Coronavirus: i dati dell'ultimo monitoraggio della Cabina di Regia ISS-Ministero della Salute

Scendono ancora questa settimana l’indice di trasmissibilità RT e l’incidenza dei casi di SARS-CoV-2 in Italia: è quanto emerge dai dati del monitoraggio settimanale della cabina di regia Ministero della Salute-Istituto Superiore di Sanità, diffusi dall’ISS.

Ecco i dati principali:

  • Scende l’incidenza settimanale a livello nazionale: 365 ogni 100.000 abitanti (05/08/2022 -11/08/2022) vs 533 ogni 100.000 abitanti (29/07/2022 -04/08/2022).
  • Nel periodo 20 luglio – 2 agosto 2022, l’Rt medio calcolato sui casi sintomatici è stato pari a 0,81 (range 0,78-0,85), in diminuzione rispetto alla settimana precedente. L’indice di trasmissibilità basato sui casi con ricovero ospedaliero è anch’esso in diminuzione e sotto la soglia epidemica: Rt=0.76(0,73-0,79) al 02/08/2022 vs Rt=0.82 (0,80-0,84) al 26/07/2022.
  • Il tasso di occupazione in terapia intensiva è in calo al 3,2% (rilevazione giornaliera Ministero della Salute al 11 agosto) vs 3,6% (rilevazione giornaliera Ministero della Salute al 04 agosto).

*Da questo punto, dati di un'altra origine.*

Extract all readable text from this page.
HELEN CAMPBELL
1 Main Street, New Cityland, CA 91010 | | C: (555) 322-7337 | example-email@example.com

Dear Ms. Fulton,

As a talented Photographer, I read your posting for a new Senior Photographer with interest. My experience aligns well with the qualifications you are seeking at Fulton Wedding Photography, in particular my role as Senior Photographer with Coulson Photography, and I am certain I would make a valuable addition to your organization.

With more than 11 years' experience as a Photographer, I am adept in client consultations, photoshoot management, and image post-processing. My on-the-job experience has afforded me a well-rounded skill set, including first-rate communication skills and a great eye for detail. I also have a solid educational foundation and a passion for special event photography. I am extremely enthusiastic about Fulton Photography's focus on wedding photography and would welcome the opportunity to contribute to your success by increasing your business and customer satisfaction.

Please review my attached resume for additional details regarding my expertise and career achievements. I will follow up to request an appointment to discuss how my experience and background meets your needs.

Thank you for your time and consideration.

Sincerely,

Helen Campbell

Il tasso di occupazione in aree mediche a livello nazionale scende al 13,0% (rilevazione giornalier Ministero della Salute al 11 agosto) vs 15,2% (rilevazione giornaliera Ministero della Salute al 04 agosto).
  • Due Regioni/PPAA sono classificate a rischio moderato ai sensi del DM delm30 aprile 2020, mentre le restanti 19 Regioni/PPAA sono classificate a rischio basso.

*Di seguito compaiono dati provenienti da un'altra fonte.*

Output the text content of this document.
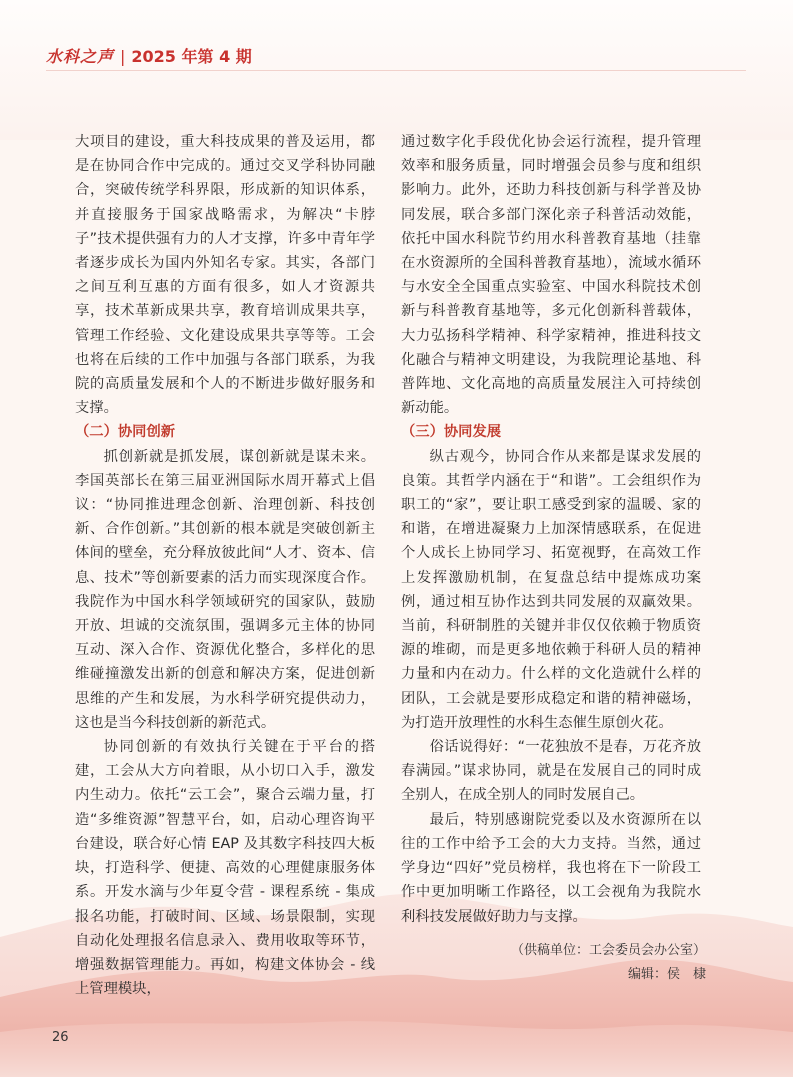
水科之声 | 2025 年第 4 期

大项目的建设，重大科技成果的普及运用，都是在协同合作中完成的。通过交叉学科协同融合，突破传统学科界限，形成新的知识体系，并直接服务于国家战略需求，为解决“卡脖子”技术提供强有力的人才支撑，许多中青年学者逐步成长为国内外知名专家。其实，各部门之间互利互惠的方面有很多，如人才资源共享，技术革新成果共享，教育培训成果共享，管理工作经验、文化建设成果共享等等。工会也将在后续的工作中加强与各部门联系，为我院的高质量发展和个人的不断进步做好服务和支撑。

（二）协同创新

抓创新就是抓发展，谋创新就是谋未来。李国英部长在第三届亚洲国际水周开幕式上倡议：“协同推进理念创新、治理创新、科技创新、合作创新。”其创新的根本就是突破创新主体间的壁垒，充分释放彼此间“人才、资本、信息、技术”等创新要素的活力而实现深度合作。我院作为中国水科学领域研究的国家队，鼓励开放、坦诚的交流氛围，强调多元主体的协同互动、深入合作、资源优化整合，多样化的思维碰撞激发出新的创意和解决方案，促进创新思维的产生和发展，为水科学研究提供动力，这也是当今科技创新的新范式。

协同创新的有效执行关键在于平台的搭建，工会从大方向着眼，从小切口入手，激发内生动力。依托“云工会”，聚合云端力量，打造“多维资源”智慧平台，如，启动心理咨询平台建设，联合好心情 EAP 及其数字科技四大板块，打造科学、便捷、高效的心理健康服务体系。开发水滴与少年夏令营 - 课程系统 - 集成报名功能，打破时间、区域、场景限制，实现自动化处理报名信息录入、费用收取等环节，增强数据管理能力。再如，构建文体协会 - 线上管理模块，

通过数字化手段优化协会运行流程，提升管理效率和服务质量，同时增强会员参与度和组织影响力。此外，还助力科技创新与科学普及协同发展，联合多部门深化亲子科普活动效能，依托中国水科院节约用水科普教育基地（挂靠在水资源所的全国科普教育基地），流域水循环与水安全全国重点实验室、中国水科院技术创新与科普教育基地等，多元化创新科普载体，大力弘扬科学精神、科学家精神，推进科技文化融合与精神文明建设，为我院理论基地、科普阵地、文化高地的高质量发展注入可持续创新动能。

（三）协同发展

纵古观今，协同合作从来都是谋求发展的良策。其哲学内涵在于“和谐”。工会组织作为职工的“家”，要让职工感受到家的温暖、家的和谐，在增进凝聚力上加深情感联系，在促进个人成长上协同学习、拓宽视野，在高效工作上发挥激励机制，在复盘总结中提炼成功案例，通过相互协作达到共同发展的双赢效果。当前，科研制胜的关键并非仅仅依赖于物质资源的堆砌，而是更多地依赖于科研人员的精神力量和内在动力。什么样的文化造就什么样的团队，工会就是要形成稳定和谐的精神磁场，为打造开放理性的水科生态催生原创火花。

俗话说得好：“一花独放不是春，万花齐放春满园。”谋求协同，就是在发展自己的同时成全别人，在成全别人的同时发展自己。

最后，特别感谢院党委以及水资源所在以往的工作中给予工会的大力支持。当然，通过学身边“四好”党员榜样，我也将在下一阶段工作中更加明晰工作路径，以工会视角为我院水利科技发展做好助力与支撑。

（供稿单位：工会委员会办公室）
编辑：侯　棣
26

  • Sette Regioni/PPAA riportano almeno una allerta di resilienza. Due Regioni riportano molteplici allerte di resilienza.

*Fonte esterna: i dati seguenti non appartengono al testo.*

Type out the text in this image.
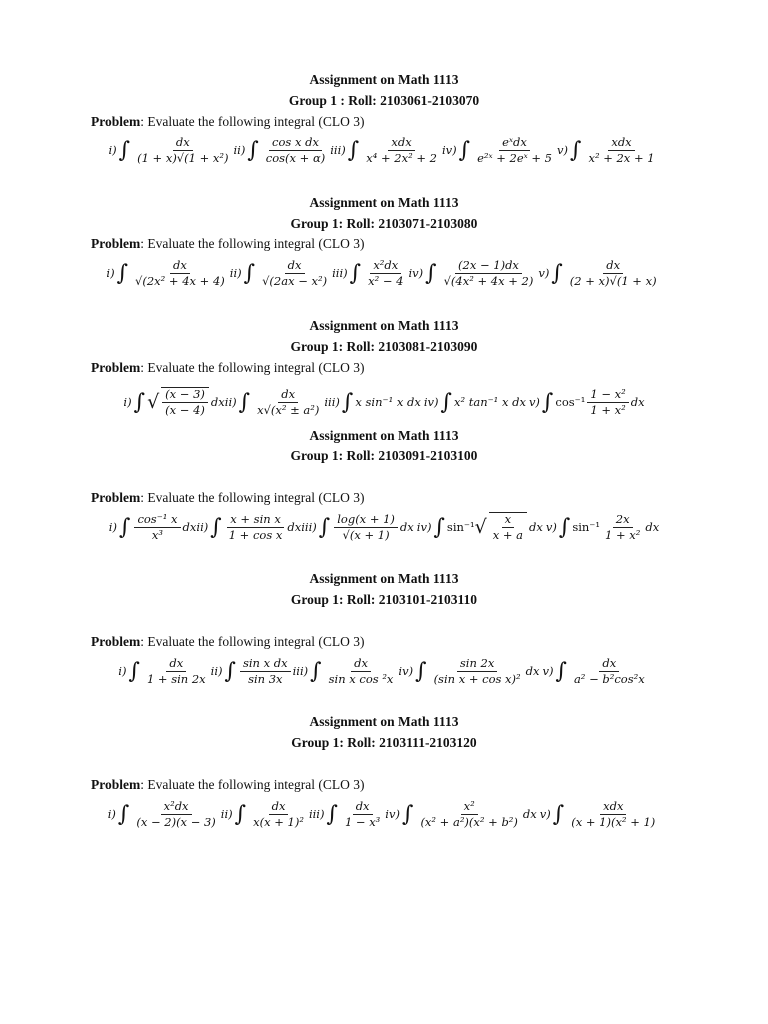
Assignment on Math 1113
Group 1 : Roll: 2103061-2103070
Problem: Evaluate the following integral (CLO 3)
i) ∫ $\frac{dx}{\text{(1 + x)√(1 + x²)}} ii$) ∫ $\frac{\text{cos x dx}}{\cos(x + \alpha)} iii$) ∫ $\frac{\text{xdx}}{\text{x⁴ + 2x² + 2}} iv$) ∫ $\frac{\text{eˣdx}}{\text{e²ˣ + 2eˣ + 5}} v$) ∫ $\frac{\text{xdx}}{\text{x² + 2x + 1}}$
Assignment on Math 1113
Group 1: Roll: 2103071-2103080
Problem: Evaluate the following integral (CLO 3)
i) ∫ $\frac{dx}{\text{√(2x² + 4x + 4)}} ii$) ∫ $\frac{dx}{\text{√(2ax − x²)}} iii$) ∫ $\frac{\text{x²dx}}{\text{x² − 4}} iv$) ∫ $\frac{(2x - 1)dx}{\text{√(4x² + 4x + 2)}} v$) ∫ $\frac{dx}{(2 + x)√(1 + x)}$
Assignment on Math 1113
Group 1: Roll: 2103081-2103090
Problem: Evaluate the following integral (CLO 3)
i) ∫ √ $\frac{(x - 3)}{(x - 4)}$ dx ii) ∫ $\frac{dx}{\text{x√(x² ± a²)}} iii$) ∫ x sin⁻¹ x dx iv) ∫ x² tan⁻¹ x dx v) ∫ $\cos^{-1} \frac{\text{1 − x²}}{\text{1 + x²}}$ dx
Assignment on Math 1113
Group 1: Roll: 2103091-2103100
Problem: Evaluate the following integral (CLO 3)
i) ∫ $\frac{\text{cos⁻¹ x}}{\text{x³}}$ dx ii) ∫ $\frac{\text{x + sin x}}{\text{1 + cos x}}$ dx iii) ∫ $\frac{\log(x + 1)}{√(x + 1)}$ dx iv) ∫ sin⁻¹ √ $\frac{x}{x + a}$ dx v) ∫ $\sin^{-1} \frac{2x}{\text{1 + x²}}$ dx
Assignment on Math 1113
Group 1: Roll: 2103101-2103110
Problem: Evaluate the following integral (CLO 3)
i) ∫ $\frac{dx}{1 + \sin 2x} ii$) ∫ $\frac{\text{sin x dx}}{\sin 3x} iii$) ∫ $\frac{dx}{\text{sin x cos ²x}} iv$) ∫ $\frac{\sin 2x}{\text{(sin x + cos x)²}}$ dx v) ∫ $\frac{dx}{\text{a² − b²cos²x}}$
Assignment on Math 1113
Group 1: Roll: 2103111-2103120
Problem: Evaluate the following integral (CLO 3)
i) ∫ $\frac{\text{x²dx}}{(x - 2)(x - 3)} ii$) ∫ $\frac{dx}{\text{x(x + 1)²}} iii$) ∫ $\frac{dx}{\text{1 − x³}} iv$) ∫ $\frac{\text{x²}}{\text{(x² + a²)(x² + b²)}}$ dx v) ∫ $\frac{\text{xdx}}{\text{(x + 1)(x² + 1)}}$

  • La percentuale dei casi rilevati attraverso l’attività di tracciamento dei contatti è stabile rispetto alla settimana precedente (13% vs 12%). Stabile la percentuale dei casi rilevati attraverso la comparsa dei sintomi (44% vs 44%), e in lieve diminuzione la percentuale dei casi diagnosticati attraverso attività di screening (43% vs 44%). L’attuale situazione caratterizzata da elevata incidenza non consente una puntuale mappatura dei contatti dei casi, come evidenziato dalla bassa percentuale dei casi rilevati attraverso l’attività di tracciamento.